Qui aurait imaginé, il y a seulement 50 ans, que la Bretagne deviendrait un des grands centres de production de saumon fumé en Europe alors qu'elle n'a aucune tradition culinaire dans ce domaine et que la matière première de cette activité industrielle est inexistante en Bretagne et doit être importée de très loin, notamment d'Alaska, à plus de 8 000 km de la Bretagne ? Pourtant cette activité, née en Bretagne, il y a déjà près de 40 ans, y fait vivre directement ou indirectement plusieurs milliers de salariés et y paraît solidement établie. Aucun spécialiste de l'aménagement du territoire entendant décider depuis des bureaux à Paris de la "vocation" économique des régions de l'hexagone n'aurait jamais pu prévoir un tel développement qui démontre que le développement économique ne se décrète pas, mais est d'abord dû au dynamisme, à l'intelligence, à l'esprit d'entreprise et au goût du risque des entrepreneurs. Depuis longtemps, un pays d'Europe qui n'est pas plus grand que la Bretagne et qui a moins d'atouts naturels qu'elle, nous en donne l'exemple : les Pays-Bas. Ce pays dont une grande partie du territoire vit sous la menace de la mer, est depuis longtemps déjà un des leaders mondiaux de l'industrie agro-alimentaire.

À la différence des pays du nord de l'Europe, la Bretagne n'a aucune tradition de fumaison de poisson. Certes, les archives révèlent des importations de poisson fumé venant des pays riverains de la mer du Nord et de la mer Baltique à la fin du Moyen Âge, en particulier dans le cadre des échanges avec les ports hanséatiques, mais pour des montants modestes. Sous l'occupation allemande, entre 1940 et 1944, une activité modeste de fumaison a été développée en quelques points du littoral pour l'alimentation des soldats de la Kriegsmarine, mais, apparemment, sans qu'il y ait eu transmission d'un savoir faire à des professionnels bretons. Pendant très longtemps, le saumon fumé a été un produit totalement absent de la table des consommateurs, un produit vendu uniquement dans les épiceries fines ou servi seulement à la carte des restaurants de luxe, un produit d'importation ou de simple production artisanale.

C'est largement à des Bretons et en particulier à un Carhaisien d'origine extrêmement modeste, Pierre Chevance, que l'on doit la "démocratisation" et l'incroyable explosion de la consommation de saumon fumé à partir des années 1970.

Né à Carhaix le 11 mars 1912, Pierre Chevance était le fils d'un pauvre sabotier installé dans le bois du Fréau, puis au bourg de Poullaouen.
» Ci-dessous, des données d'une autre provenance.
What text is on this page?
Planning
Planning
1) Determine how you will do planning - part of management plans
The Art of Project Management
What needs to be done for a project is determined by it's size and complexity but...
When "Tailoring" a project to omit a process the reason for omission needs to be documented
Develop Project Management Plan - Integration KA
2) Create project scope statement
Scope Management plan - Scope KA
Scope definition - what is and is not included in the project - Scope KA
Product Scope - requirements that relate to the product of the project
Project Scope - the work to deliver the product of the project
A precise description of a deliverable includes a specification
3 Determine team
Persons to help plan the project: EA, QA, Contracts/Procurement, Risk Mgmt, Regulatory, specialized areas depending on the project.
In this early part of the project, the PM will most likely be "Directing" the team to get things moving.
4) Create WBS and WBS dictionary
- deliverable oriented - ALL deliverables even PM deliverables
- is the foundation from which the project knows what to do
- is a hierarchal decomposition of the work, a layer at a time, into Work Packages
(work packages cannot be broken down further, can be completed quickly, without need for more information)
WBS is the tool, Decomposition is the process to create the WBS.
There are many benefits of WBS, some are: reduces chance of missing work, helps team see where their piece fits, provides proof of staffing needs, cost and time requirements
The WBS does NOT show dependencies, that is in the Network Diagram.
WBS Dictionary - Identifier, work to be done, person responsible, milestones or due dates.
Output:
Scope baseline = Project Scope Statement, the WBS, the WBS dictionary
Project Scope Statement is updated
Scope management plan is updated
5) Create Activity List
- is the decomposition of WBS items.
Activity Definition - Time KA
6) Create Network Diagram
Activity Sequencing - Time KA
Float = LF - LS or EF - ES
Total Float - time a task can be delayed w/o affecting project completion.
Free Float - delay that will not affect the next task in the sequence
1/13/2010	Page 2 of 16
Sa mère, Marie-Joséphine, tenait une crêperie place de la mairie. Orphelin très tôt, il quitta l'école pour garder les vaches dès l'âge de 14 ans. C'est son instituteur, M. Le Moigne, qui le poussa vers l'hôtellerie en lui disant : 'Tu auras chaud, tu seras nourri et logé', comme se plaisait à le rappeler Pierre Chevance. Cuisinier apprenti à l'hôtel de la Poste à Morlaix, il y apprit son métier. À 17 ans, il partit à Paris et travailla dans plusieurs restaurants.Après son service militaire à Brest, il ouvrit dans cette ville son premier restaurant, rue Monge, mais les bombardements le détruisirent totalement. Il repartit à Paris et y tint le "Chicago", puis le "Faucon". Il devint rapidement propriétaire de plusieurs établissements, dont le plus réputé fut "Les noces de Janette", un restaurant capable d'accueillir des banquets de mariages et de congrès avec plusieurs centaines de convives. C'est la difficulté qu'il éprouvait comme restaurateur à se produire du saumon fumé de qualité - c'était alors un produit de luxe - qui lui donna l'idée d'en devenir producteur. En 1967, Pierre Chevance vendit toutes ses affaires à Paris et revint au pays. Il reprit deux piscicultures, à Conval et à Pont ar Gorret, les mit aux normes et commença le fumage de truites dans un atelier créé à Poullaouen. Ce fut le début de cette belle ascension industrielle. Fondateur de "Saumon PC" en 1970, il allait vulgariser la consommation du saumon fumé en France et faire de la Bretagne la première région française de cette spécialité agro-alimentaire. Il l'avait montée de toutes pièces, la développant sans cesse au cours des années. Saumon PC devint pendant une brève période le n° 1 du saumon fumé en Europe et fut ainsi l'un des fleurons industriels du Centre-Bretagne puisque l'entreprise employa jusqu'à un millier d'employés en pleine saison, avant les fêtes.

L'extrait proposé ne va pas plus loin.